Now I'm here, not in some generic church to deliver a substitute sermon, but with the people whom God has given me. And this church now has a Preacher whom God has given you. God has built a community here, uniting two churches almost 67 years ago to become the Presbyterian Church of Lowell. I'm not going to try and remake this church in my image, or try and shape the community into what I think it should be. God is already present and active here. God has given you a word to say to me, and I want to pay attention to what God is saying to me through this community.

This is a sermon, an act of proclamation and testimony in public worship. This sermon, and the others that will follow over the course of our journey together, is one way in which I will share the words God gives me. So too will be my Pastoral Counseling and my involvement in Christian Education. I will find ways to share the words God gives me through mission and outreach, through service to the larger church, and even through administrative work.

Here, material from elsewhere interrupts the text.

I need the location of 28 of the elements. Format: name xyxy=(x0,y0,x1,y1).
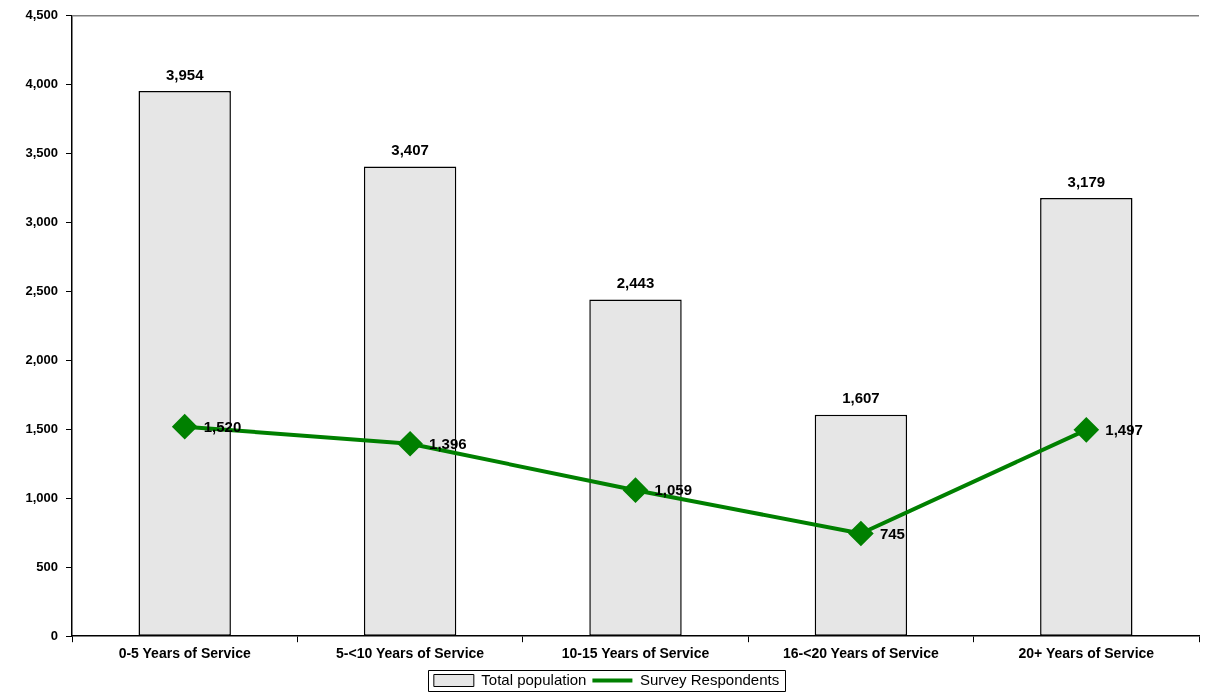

This congregation also has words God gave y'all, and I want to hear them. It's not just feedback like "Enjoyed your message, preacher," although I am eager for that feedback. It's also the ways that your lives reflect how God is active in your lives. The Word of God is present in more languages than are spoken or written, and the name of God, which Jesus has given us, is written on our hearts. Let us, therefore, find every expression we can manage to share the words God gave us with one another, and with the world.

Irrespective of the difficult roads that have shaped our recent history, separately and together, God is always working on us and through us. I'm not here to try and reform the church or "save" it, we've already got a savior, and this is the last Sunday of his earthly ministry.

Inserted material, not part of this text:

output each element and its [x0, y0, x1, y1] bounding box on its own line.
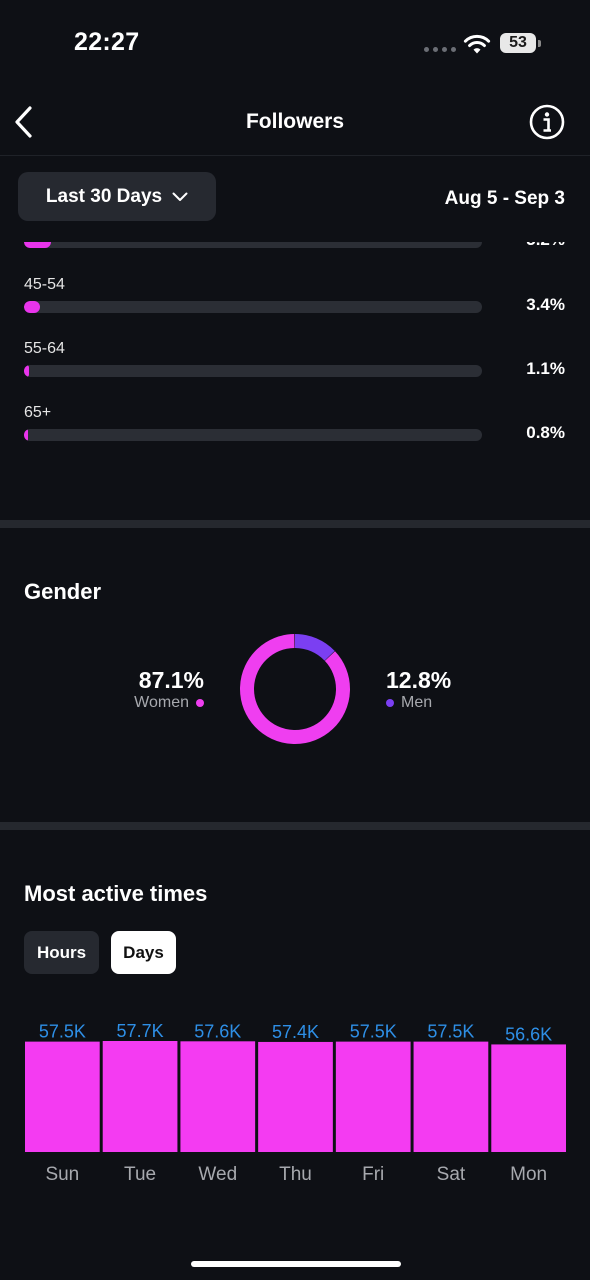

But it's the first Sunday where we share a ministry together. We will take the prayer Jesus lifted on our behalf and use it to propel ourselves forward. We will share the words God gave us with each other so that we can better know the God who is in our midst. From there we shall go from Jerusalem, to all of Judea, to Samaria, and to the ends of the earth.

Witnessing to the ends of the earth is a big task, too big for even the giants of faith lifted up in other Bible stories. The only human action that reached that far is when a man named Jesus of Nazareth was lifted up on the cross to die, and then rose from the dead. Of course, that one was also God's action.

So for these big tasks, when we cannot make the breadth of the journey alone, God gives us each other. God has given us the words to encourage and instruct one another, and our hope is that we will be one, just as God the Father and God the Son are one.

My prayer, therefore, at the beginning of our ministry together that we are able to share with each other the words God gave us, and that we will remain united in Christ even as we share our diverse perspective of how God is at work in our midst.